ZOBACZ TAKŻE: Remis Jagiellonii z Cracovią. Nie będzie prowadzenia w tabeli Ekstraklasy
W spotkaniu nie brakowało kontrowersji. Czy sędziowie popełnili błąd nie decydując się na wykluczenie Otara Kakabadze za atak podeszwą na stopę piłkarza "Jagi" Tomasa Costy? Daniel Stefański nie zakwalifikował tego zagrania jako faul na czerwoną kartkę, Gruzinowi pokazał tylko żółtą. Stefański miał prawo nie zauważyć, na ile brutalne było to zagranie. Sęk w tym, że nie wezwał go przed monitor także sędzia VAR Kamil Sylwestrzak, który miał dostępne wszelkie powtórki. Zdjęcia z zajścia z faulu Kakabadze na Coście szybko obiegły internet, niektórzy kibice odsyłali sędziego Sylwestrzaka do okulisty.

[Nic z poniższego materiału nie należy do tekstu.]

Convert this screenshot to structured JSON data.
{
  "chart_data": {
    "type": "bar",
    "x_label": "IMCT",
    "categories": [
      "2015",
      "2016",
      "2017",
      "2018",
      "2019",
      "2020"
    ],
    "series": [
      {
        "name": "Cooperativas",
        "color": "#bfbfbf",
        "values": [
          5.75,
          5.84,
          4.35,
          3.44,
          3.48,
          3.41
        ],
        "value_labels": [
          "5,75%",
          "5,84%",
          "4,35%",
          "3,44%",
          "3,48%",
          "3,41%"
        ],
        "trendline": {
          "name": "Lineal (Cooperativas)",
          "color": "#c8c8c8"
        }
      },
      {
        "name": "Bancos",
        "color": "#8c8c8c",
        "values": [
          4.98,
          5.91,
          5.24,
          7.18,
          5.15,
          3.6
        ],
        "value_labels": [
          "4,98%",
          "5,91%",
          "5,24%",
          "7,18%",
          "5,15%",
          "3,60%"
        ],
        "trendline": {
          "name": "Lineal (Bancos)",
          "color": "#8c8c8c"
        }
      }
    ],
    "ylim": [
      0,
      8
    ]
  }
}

Polsat Sport zapytał trenera Adriana Siemieńca o to, jak ocenia tę kontrowersję.
- Widziałem ten fragment. Byłem w pokoju sędziów o tym porozmawiać. Ale nie udało się jeszcze przeprowadzić rozmowy na ten temat, bo panowie byli jeszcze przed analizą. Dlatego po konferencji do nich wracam – zapowiedział Siemieniec.
Nie miał pretensji do zespołu, że nie zablokował pięknego strzału z dystansu Fabiana Bzdyla i w ten sposób padła bramka, która uskrzydliła "Pasy".
- Wiadomo, że chcielibyśmy wygrać wszystko, bronić wszystko, zablokować wszystko. Tylko że jeżeli będziemy chcieli wszystko, to permanentnie będziemy rozczarowani i niezadowoleni. Dlatego musimy zachować spokój i rozsądek w tym wszystkim. Wiadomo, że jeśli traci się bramkę, to można było się lepiej zachować i o tym porozmawiamy, ale taki jest sport. Są sytuacje, w których przeciwnik popełni błąd na naszą korzyść, innym razem my popełniamy błąd na korzyść przeciwnika i tyle – analizował trener "Jagi".
Cracovia odrobiła straty, ale na zwycięstwo czeka od 3 listopada.